In the world of non-competition agreements, you can’t get something for nothing. For a non-compete to be enforceable under Texas law, it must be supported by adequate consideration—i.e., mutual promises between the employer and employee. A promise of continued at-will employment isn’t enough, but Texas courts have recognized at least three other forms of sufficient consideration.
Texas law says that a non-compete must be “ancillary to or part of an otherwise enforceable agreement at the time the agreement is made.” Tex. Bus. & Com. Code § 15.50.
The “otherwise enforceable agreement” requirement is satisfied when the non-compete is “part of an agreement that contain[s] mutual non-illusory promises.”[1] In other words, the non-compete needs to be supported by adequate consideration.
Types of consideration
The obvious candidate for consideration is a promise of continued employment. But continued at-will employment is not sufficient, because it is not binding upon either the employee or the employer and either party may terminate the relationship at any time.[2]
Texas courts have recognized three main categories of acceptable consideration: (1) tying the non-compete to a confidentiality agreement; (2) an employer’s agreement to provide specialized training; and (3) an award of stock options.
Confidentiality Agreement. The most common way that an employer can meet the consideration requirement is by tying the non-compete to a confidentiality agreement that expressly states the company will provide the employee with confidential information and/or trade secrets. Importantly, the employer has to make good on that promise. If the employment is at will, and it almost always is in Texas, the non-compete becomes “ancillary to or part of an otherwise enforceable agreement” only if the employer actually performs its obligation to provide confidential information and/or trade secrets.[3]
Specialized Training. Including a promise to provide (and then actually providing) the employee with specialized training is another good way to make a non-compete enforceable. The Tyler Court of Appeals has held that an agreement to provide specialized training was an “otherwise enforceable agreement” where: (1) the employer actually provided the promised training (paying for in-house and third-party training); and (2) there was evidence that the training was specialized (the employee obtained two new board certifications relating to surgical assistance).[4]
Stock Option Award. The Texas Supreme Court has held that an award of stock options, which are “designed to give the employee a greater stake in the company’s performance,” provide the “the required statutory nexus between the noncompete and the company’s interest in protecting its goodwill.”[5] By awarding stock options, the Court explained, the Company “linked the interests of a key employee with the company’s long-term business interests.”
When consideration may exist
How might these types of consideration play out in the real world?
Having the employee sign a non-compete agreement (that meets statutory requirements) when they are hired is the best way to go.

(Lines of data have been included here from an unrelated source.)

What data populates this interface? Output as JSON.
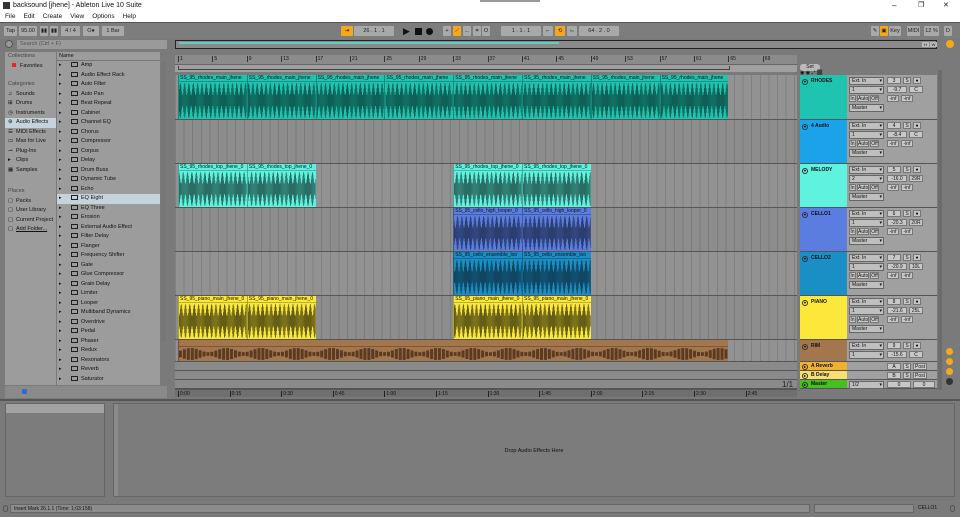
{
  "window": {
    "title": "backsound  [jhene] - Ableton Live 10 Suite",
    "logo": "Live"
  },
  "menu": [
    "File",
    "Edit",
    "Create",
    "View",
    "Options",
    "Help"
  ],
  "control": {
    "tap": "Tap",
    "tempo": "95.00",
    "signature": "4 / 4",
    "metro": "O●",
    "quantize": "1 Bar",
    "position": "26 .  1 .  1",
    "loop_start": "1 .  1 .  1",
    "loop_length": "64 .  2 .  0",
    "key": "Key",
    "midi": "MIDI",
    "cpu": "12 %",
    "d": "D"
  },
  "browser": {
    "search_placeholder": "Search (Ctrl + F)",
    "collections_header": "Collections",
    "favorites": "Favorites",
    "categories_header": "Categories",
    "categories": [
      "Sounds",
      "Drums",
      "Instruments",
      "Audio Effects",
      "MIDI Effects",
      "Max for Live",
      "Plug-Ins",
      "Clips",
      "Samples"
    ],
    "selected_category": "Audio Effects",
    "places_header": "Places",
    "places": [
      "Packs",
      "User Library",
      "Current Project",
      "Add Folder..."
    ],
    "name_header": "Name",
    "items": [
      "Amp",
      "Audio Effect Rack",
      "Auto Filter",
      "Auto Pan",
      "Beat Repeat",
      "Cabinet",
      "Channel EQ",
      "Chorus",
      "Compressor",
      "Corpus",
      "Delay",
      "Drum Buss",
      "Dynamic Tube",
      "Echo",
      "EQ Eight",
      "EQ Three",
      "Erosion",
      "External Audio Effect",
      "Filter Delay",
      "Flanger",
      "Frequency Shifter",
      "Gate",
      "Glue Compressor",
      "Grain Delay",
      "Limiter",
      "Looper",
      "Multiband Dynamics",
      "Overdrive",
      "Pedal",
      "Phaser",
      "Redux",
      "Resonators",
      "Reverb",
      "Saturator"
    ],
    "selected_item": "EQ Eight"
  },
  "ruler": {
    "bars": [
      "1",
      "5",
      "9",
      "13",
      "17",
      "21",
      "25",
      "29",
      "33",
      "37",
      "41",
      "45",
      "49",
      "53",
      "57",
      "61",
      "65",
      "69"
    ],
    "times": [
      "0:00",
      "0:15",
      "0:30",
      "0:45",
      "1:00",
      "1:15",
      "1:30",
      "1:45",
      "2:00",
      "2:15",
      "2:30",
      "2:45"
    ]
  },
  "set_label": "Set",
  "page_indicator": "1/1",
  "tracks": [
    {
      "name": "RHODES",
      "color": "#1ec4b0",
      "wave": "#0b3b35",
      "in": "Ext. In",
      "ch": "1",
      "num": "3",
      "vol": "-9.7",
      "pan": "C",
      "clips": [
        {
          "start": 1,
          "len": 8,
          "label": "SS_95_rhodes_main_jhene"
        },
        {
          "start": 9,
          "len": 8,
          "label": "SS_95_rhodes_main_jhene"
        },
        {
          "start": 17,
          "len": 8,
          "label": "SS_95_rhodes_main_jhene"
        },
        {
          "start": 25,
          "len": 8,
          "label": "SS_95_rhodes_main_jhene"
        },
        {
          "start": 33,
          "len": 8,
          "label": "SS_95_rhodes_main_jhene"
        },
        {
          "start": 41,
          "len": 8,
          "label": "SS_95_rhodes_main_jhene"
        },
        {
          "start": 49,
          "len": 8,
          "label": "SS_95_rhodes_main_jhene"
        },
        {
          "start": 57,
          "len": 8,
          "label": "SS_95_rhodes_main_jhene"
        }
      ]
    },
    {
      "name": "4 Audio",
      "color": "#1aa3e8",
      "wave": "#0b3b35",
      "in": "Ext. In",
      "ch": "1",
      "num": "4",
      "vol": "-8.4",
      "pan": "C",
      "clips": []
    },
    {
      "name": "MELODY",
      "color": "#5ff2de",
      "wave": "#173b37",
      "in": "Ext. In",
      "ch": "2",
      "num": "5",
      "vol": "-16.0",
      "pan": "29R",
      "clips": [
        {
          "start": 1,
          "len": 8,
          "label": "SS_95_rhodes_top_jhene_0"
        },
        {
          "start": 9,
          "len": 8,
          "label": "SS_95_rhodes_top_jhene_0"
        },
        {
          "start": 33,
          "len": 8,
          "label": "SS_95_rhodes_top_jhene_0"
        },
        {
          "start": 41,
          "len": 8,
          "label": "SS_95_rhodes_top_jhene_0"
        }
      ]
    },
    {
      "name": "CELLO1",
      "color": "#5b7de0",
      "wave": "#1a2745",
      "in": "Ext. In",
      "ch": "1",
      "num": "6",
      "vol": "-20.3",
      "pan": "20R",
      "clips": [
        {
          "start": 33,
          "len": 8,
          "label": "SS_95_cello_high_looper_0"
        },
        {
          "start": 41,
          "len": 8,
          "label": "SS_95_cello_high_looper_0"
        }
      ]
    },
    {
      "name": "CELLO2",
      "color": "#1a8fc6",
      "wave": "#0e2b3d",
      "in": "Ext. In",
      "ch": "1",
      "num": "7",
      "vol": "-20.9",
      "pan": "10L",
      "clips": [
        {
          "start": 33,
          "len": 8,
          "label": "SS_95_cello_ensemble_loo"
        },
        {
          "start": 41,
          "len": 8,
          "label": "SS_95_cello_ensemble_loo"
        }
      ]
    },
    {
      "name": "PIANO",
      "color": "#fbe83a",
      "wave": "#2d2a0a",
      "in": "Ext. In",
      "ch": "1",
      "num": "8",
      "vol": "-21.6",
      "pan": "25L",
      "clips": [
        {
          "start": 1,
          "len": 8,
          "label": "SS_95_piano_main_jhene_0"
        },
        {
          "start": 9,
          "len": 8,
          "label": "SS_95_piano_main_jhene_0"
        },
        {
          "start": 33,
          "len": 8,
          "label": "SS_95_piano_main_jhene_0"
        },
        {
          "start": 41,
          "len": 8,
          "label": "SS_95_piano_main_jhene_0"
        }
      ]
    },
    {
      "name": "RIM",
      "color": "#a3764e",
      "wave": "#5a3a20",
      "in": "Ext. In",
      "ch": "1",
      "num": "9",
      "vol": "-15.6",
      "pan": "C",
      "clips": [
        {
          "start": 1,
          "len": 64,
          "label": ""
        }
      ]
    }
  ],
  "common": {
    "in": "In",
    "auto": "Auto",
    "off": "Off",
    "master": "Master",
    "inf": "-inf",
    "s": "S"
  },
  "returns": [
    {
      "name": "A Reverb",
      "color": "#f0b030",
      "letter": "A",
      "post": "Post"
    },
    {
      "name": "B Delay",
      "color": "#f8e070",
      "letter": "B",
      "post": "Post"
    }
  ],
  "master": {
    "name": "Master",
    "color": "#46c020",
    "route": "1/2",
    "vol": "0",
    "pan": "0"
  },
  "detail": {
    "drop_text": "Drop Audio Effects Here"
  },
  "status": {
    "text": "Insert Mark 26.1.1 (Time: 1:03:158)",
    "track": "CELLO1"
  }
}
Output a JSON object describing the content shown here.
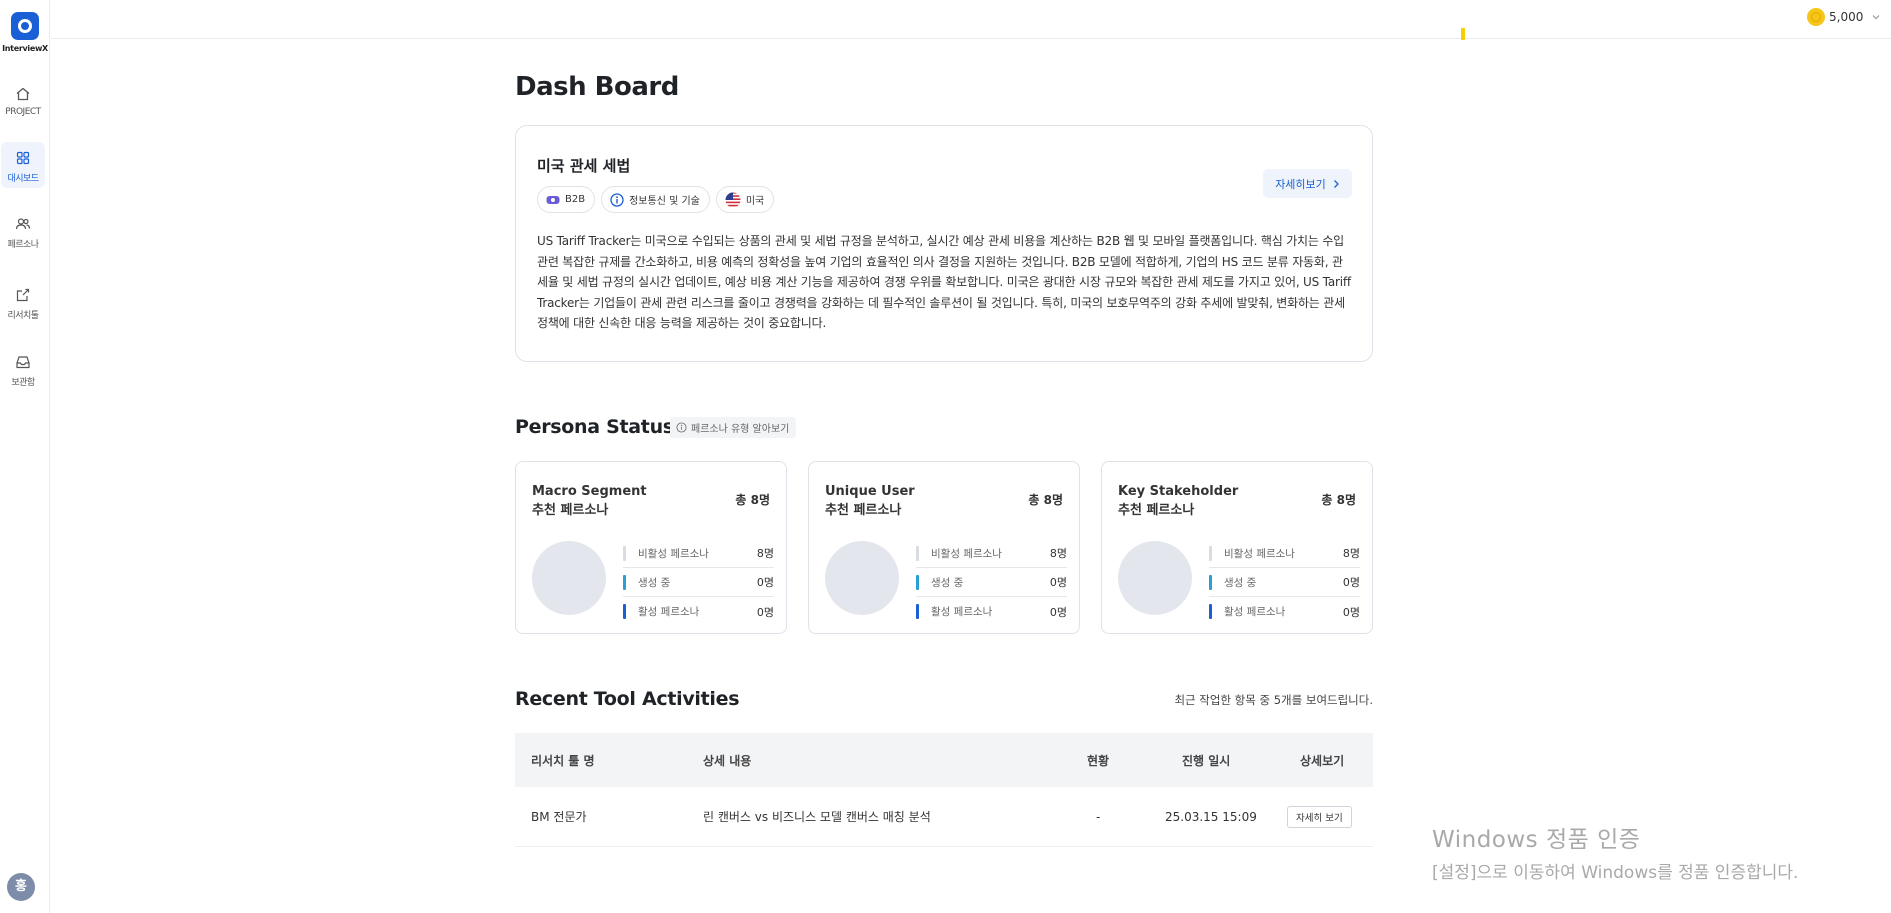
{
  "app": {
    "logo_text": "InterviewX"
  },
  "sidebar": {
    "items": [
      {
        "label": "PROJECT",
        "icon": "home-icon"
      },
      {
        "label": "대시보드",
        "icon": "dashboard-grid-icon",
        "active": true
      },
      {
        "label": "페르소나",
        "icon": "users-icon"
      },
      {
        "label": "리서치툴",
        "icon": "edit-box-icon"
      },
      {
        "label": "보관함",
        "icon": "inbox-icon"
      }
    ],
    "avatar_initial": "홍"
  },
  "topbar": {
    "credit_amount": "5,000",
    "coin_icon": "coin-icon",
    "bell_icon": "bell-icon",
    "marker_color": "#f4d000"
  },
  "page": {
    "title": "Dash Board"
  },
  "project": {
    "name": "미국 관세 세법",
    "tags": [
      {
        "label": "B2B",
        "icon": "b2b-icon"
      },
      {
        "label": "정보통신 및 기술",
        "icon": "info-icon"
      },
      {
        "label": "미국",
        "icon": "us-flag-icon"
      }
    ],
    "detail_button": "자세히보기",
    "description": "US Tariff Tracker는 미국으로 수입되는 상품의 관세 및 세법 규정을 분석하고, 실시간 예상 관세 비용을 계산하는 B2B 웹 및 모바일 플랫폼입니다. 핵심 가치는 수입 관련 복잡한 규제를 간소화하고, 비용 예측의 정확성을 높여 기업의 효율적인 의사 결정을 지원하는 것입니다. B2B 모델에 적합하게, 기업의 HS 코드 분류 자동화, 관세율 및 세법 규정의 실시간 업데이트, 예상 비용 계산 기능을 제공하여 경쟁 우위를 확보합니다. 미국은 광대한 시장 규모와 복잡한 관세 제도를 가지고 있어, US Tariff Tracker는 기업들이 관세 관련 리스크를 줄이고 경쟁력을 강화하는 데 필수적인 솔루션이 될 것입니다. 특히, 미국의 보호무역주의 강화 추세에 발맞춰, 변화하는 관세 정책에 대한 신속한 대응 능력을 제공하는 것이 중요합니다."
  },
  "persona": {
    "title": "Persona Status",
    "help_label": "페르소나 유형 알아보기",
    "cards": [
      {
        "title_line1": "Macro Segment",
        "title_line2": "추천 페르소나",
        "total": "총 8명",
        "stats": [
          {
            "label": "비활성 페르소나",
            "value": "8명",
            "color": "#d8dce3"
          },
          {
            "label": "생성 중",
            "value": "0명",
            "color": "#2a9fd6"
          },
          {
            "label": "활성 페르소나",
            "value": "0명",
            "color": "#1b5fd6"
          }
        ]
      },
      {
        "title_line1": "Unique User",
        "title_line2": "추천 페르소나",
        "total": "총 8명",
        "stats": [
          {
            "label": "비활성 페르소나",
            "value": "8명",
            "color": "#d8dce3"
          },
          {
            "label": "생성 중",
            "value": "0명",
            "color": "#2a9fd6"
          },
          {
            "label": "활성 페르소나",
            "value": "0명",
            "color": "#1b5fd6"
          }
        ]
      },
      {
        "title_line1": "Key Stakeholder",
        "title_line2": "추천 페르소나",
        "total": "총 8명",
        "stats": [
          {
            "label": "비활성 페르소나",
            "value": "8명",
            "color": "#d8dce3"
          },
          {
            "label": "생성 중",
            "value": "0명",
            "color": "#2a9fd6"
          },
          {
            "label": "활성 페르소나",
            "value": "0명",
            "color": "#1b5fd6"
          }
        ]
      }
    ]
  },
  "activities": {
    "title": "Recent Tool Activities",
    "note": "최근 작업한 항목 중 5개를 보여드립니다.",
    "columns": [
      "리서치 툴 명",
      "상세 내용",
      "현황",
      "진행 일시",
      "상세보기"
    ],
    "rows": [
      {
        "tool": "BM 전문가",
        "detail": "린 캔버스 vs 비즈니스 모델 캔버스 매칭 분석",
        "status": "-",
        "date": "25.03.15 15:09",
        "view": "자세히 보기"
      }
    ]
  },
  "watermark": {
    "line1": "Windows 정품 인증",
    "line2": "[설정]으로 이동하여 Windows를 정품 인증합니다."
  }
}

It’s possible (but tricky) to enforce a non-compete that was executed during the period of employment. The employer company must provide some new consideration for the non-compete, such as tying it to a promotion and/or increased access to confidential information or trade secrets.
For example, the Texas Supreme Court held that a non-compete satisfied the consideration requirement where an employer presented an employee with a non-compete a few months after promoting him to a senior management position in which he was provided daily access to confidential information and interacted daily with numerous chief executive officers and senior executives. When presented with the agreement, the company told him that signing the agreement was a condition of continued employment.[6]
Having the employee sign a non-compete after notice of termination is usually not going to work, even if the employer agrees to pay the employee severance in exchange for the non-compete.
It is important to craft a non-compete carefully and narrowly so that it will be enforceable, should you need to enforce it.
[1] Marsh USA Inc. v. Cook, 354 S.W.3d 764, 773 (Tex. 2011) (citing Alex Sheshunoff Mgmt. Services, L.P. v. Johnson, 209 S.W.3d 644, 649 (Tex. 2006)).
[2] Martin v. Credit Prot. Ass’n, Inc., 793 S.W.2d 667, 670 (Tex. 1990).
[3] Alex Sheshunoff Mgmt. Servs., L.P., 209 S.W.3d at 655.
[4] Neurodiagnostic Tex, L.L.C. v. Pierce, 506 S.W.3d 153, 161 (Tex. App.—Tyler 2016, no pet.).
[5] Marsh USA Inc., 354 S.W.3d at 766 (Tex. 2011).
[6] Alex Sheshunoff Mgmt. Services, L.P., 209 S.W.3d at 663.